En su nuevo libro autobiográfico, titulado 'The Make-Believe: A Memoir of Magic and Madness', la exactriz explica que las extremas presiones de la fama, los excesos con el alcohol y el constante escrutinio mediático sobre su imagen física la empujaron a buscar soluciones rápidas dentro de la industria de la autoayuda. "Buscaba algo que me arreglara por completo, una varita mágica o una bala de plata", confesó Murray al periódico, advirtiendo además que la promesa de curación absoluta resultó ser "seductora y adictiva" para una joven vulnerable.
El proceso de captación ocurrió cuando ella tenía 27 años, en pleno rodaje de la película 'Detroit'. Una supuesta sanadora energética la introdujo progresivamente en una misteriosa organización jerárquica, la cual exigía numerosos pagos a cambio de cursos esotéricos y rituales chamánicos.
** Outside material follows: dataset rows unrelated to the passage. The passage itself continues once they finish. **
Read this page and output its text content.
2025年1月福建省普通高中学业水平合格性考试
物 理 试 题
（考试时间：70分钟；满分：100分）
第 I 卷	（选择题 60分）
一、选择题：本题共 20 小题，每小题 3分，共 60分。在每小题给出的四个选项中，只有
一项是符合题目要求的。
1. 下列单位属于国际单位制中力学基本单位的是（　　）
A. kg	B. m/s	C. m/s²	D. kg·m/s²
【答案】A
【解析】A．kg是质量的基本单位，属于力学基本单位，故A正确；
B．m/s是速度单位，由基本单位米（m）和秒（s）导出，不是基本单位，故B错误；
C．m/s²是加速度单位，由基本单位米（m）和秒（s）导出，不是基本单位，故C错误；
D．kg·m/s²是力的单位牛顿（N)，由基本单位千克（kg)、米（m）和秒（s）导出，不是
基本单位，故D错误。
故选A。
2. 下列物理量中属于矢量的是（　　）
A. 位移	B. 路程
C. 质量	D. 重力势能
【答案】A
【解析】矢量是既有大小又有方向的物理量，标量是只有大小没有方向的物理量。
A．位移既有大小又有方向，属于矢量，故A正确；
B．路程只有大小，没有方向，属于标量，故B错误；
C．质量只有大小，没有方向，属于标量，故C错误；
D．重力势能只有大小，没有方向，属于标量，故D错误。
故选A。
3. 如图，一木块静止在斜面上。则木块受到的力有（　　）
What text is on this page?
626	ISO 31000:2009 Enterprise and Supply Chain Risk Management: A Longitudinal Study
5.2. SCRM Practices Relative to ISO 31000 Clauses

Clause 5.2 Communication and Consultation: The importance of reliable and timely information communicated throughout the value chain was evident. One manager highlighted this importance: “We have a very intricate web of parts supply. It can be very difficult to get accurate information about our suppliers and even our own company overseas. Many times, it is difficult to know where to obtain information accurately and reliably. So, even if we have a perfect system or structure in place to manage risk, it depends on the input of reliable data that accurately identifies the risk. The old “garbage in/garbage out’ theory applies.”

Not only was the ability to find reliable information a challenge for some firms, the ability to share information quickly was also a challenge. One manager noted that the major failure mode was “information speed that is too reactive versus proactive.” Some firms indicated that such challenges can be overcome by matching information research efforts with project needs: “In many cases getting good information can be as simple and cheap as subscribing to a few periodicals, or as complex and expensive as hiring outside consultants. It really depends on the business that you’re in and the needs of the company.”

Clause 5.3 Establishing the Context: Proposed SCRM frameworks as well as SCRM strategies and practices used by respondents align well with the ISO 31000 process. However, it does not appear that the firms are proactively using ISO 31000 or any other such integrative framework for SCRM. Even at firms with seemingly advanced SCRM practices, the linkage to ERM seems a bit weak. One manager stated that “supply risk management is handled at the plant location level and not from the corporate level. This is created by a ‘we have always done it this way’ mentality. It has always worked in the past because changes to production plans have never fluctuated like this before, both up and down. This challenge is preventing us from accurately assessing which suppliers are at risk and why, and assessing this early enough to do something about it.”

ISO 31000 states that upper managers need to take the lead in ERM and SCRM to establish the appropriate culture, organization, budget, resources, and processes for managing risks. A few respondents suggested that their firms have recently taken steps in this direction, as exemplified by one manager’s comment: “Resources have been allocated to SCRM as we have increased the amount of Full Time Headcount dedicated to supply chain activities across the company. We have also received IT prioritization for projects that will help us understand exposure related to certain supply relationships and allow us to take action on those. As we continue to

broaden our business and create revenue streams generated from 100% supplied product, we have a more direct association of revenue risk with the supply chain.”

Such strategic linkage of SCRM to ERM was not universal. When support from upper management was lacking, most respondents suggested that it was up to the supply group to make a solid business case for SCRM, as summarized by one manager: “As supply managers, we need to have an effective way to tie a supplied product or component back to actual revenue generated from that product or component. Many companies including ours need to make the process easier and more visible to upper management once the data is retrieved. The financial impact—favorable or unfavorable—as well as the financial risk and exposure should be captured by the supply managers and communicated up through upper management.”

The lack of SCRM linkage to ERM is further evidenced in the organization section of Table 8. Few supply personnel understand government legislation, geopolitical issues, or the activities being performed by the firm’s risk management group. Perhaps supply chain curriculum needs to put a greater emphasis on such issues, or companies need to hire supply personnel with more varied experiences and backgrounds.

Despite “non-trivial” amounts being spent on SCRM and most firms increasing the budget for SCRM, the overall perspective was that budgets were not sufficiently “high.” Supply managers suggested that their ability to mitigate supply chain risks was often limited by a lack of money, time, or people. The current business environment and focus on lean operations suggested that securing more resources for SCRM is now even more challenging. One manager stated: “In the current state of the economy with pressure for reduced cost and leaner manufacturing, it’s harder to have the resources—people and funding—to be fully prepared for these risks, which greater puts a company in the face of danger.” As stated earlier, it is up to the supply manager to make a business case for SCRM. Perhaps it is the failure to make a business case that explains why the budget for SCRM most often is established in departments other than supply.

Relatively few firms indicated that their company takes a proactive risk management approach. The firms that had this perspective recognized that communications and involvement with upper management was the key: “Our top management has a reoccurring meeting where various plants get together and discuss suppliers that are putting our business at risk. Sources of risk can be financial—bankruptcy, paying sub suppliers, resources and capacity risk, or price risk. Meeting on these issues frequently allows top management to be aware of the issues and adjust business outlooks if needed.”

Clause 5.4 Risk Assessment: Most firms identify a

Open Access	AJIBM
La estructura operaba bajo un esquema piramidal liderado por un hombre al que Murray identifica con el seudónimo de "Steve" en su libro, quien ejercía un fuerte control psicológico y fomentaba dinámicas de poder "erotizadas" sobre un grupo de adeptos mayoritariamente femenino.
Colapso mental catastrófico
Las falsas creencias infundidas por la organización culminaron en un colapso mental catastrófico. Murray sufrió un grave brote de psicosis en el que, influenciada por la cultura de la fantasía, llegó a creer que poseía dones especiales y debía "salvar al mundo". Esto forzó su ingreso de urgencia en un centro de salud mental aguda, donde, tras una exhaustiva evaluación clínica, los especialistas médicos le diagnosticaron formalmente trastorno bipolar.
En la actualidad, Murray reside en una tranquila localidad inglesa, lleva tres años sobria y asegura sentir una profunda alegría al alejarse del mundo del espectáculo. "Hay mucho tabú en torno a la idea de las personas que son internadas", denunció la británica, subrayando la urgencia de desestigmatizar las crisis psiquiátricas graves. Asimismo, asegura que la cultura del bienestar "podría estar causando algunos de los problemas que afirma poder curar".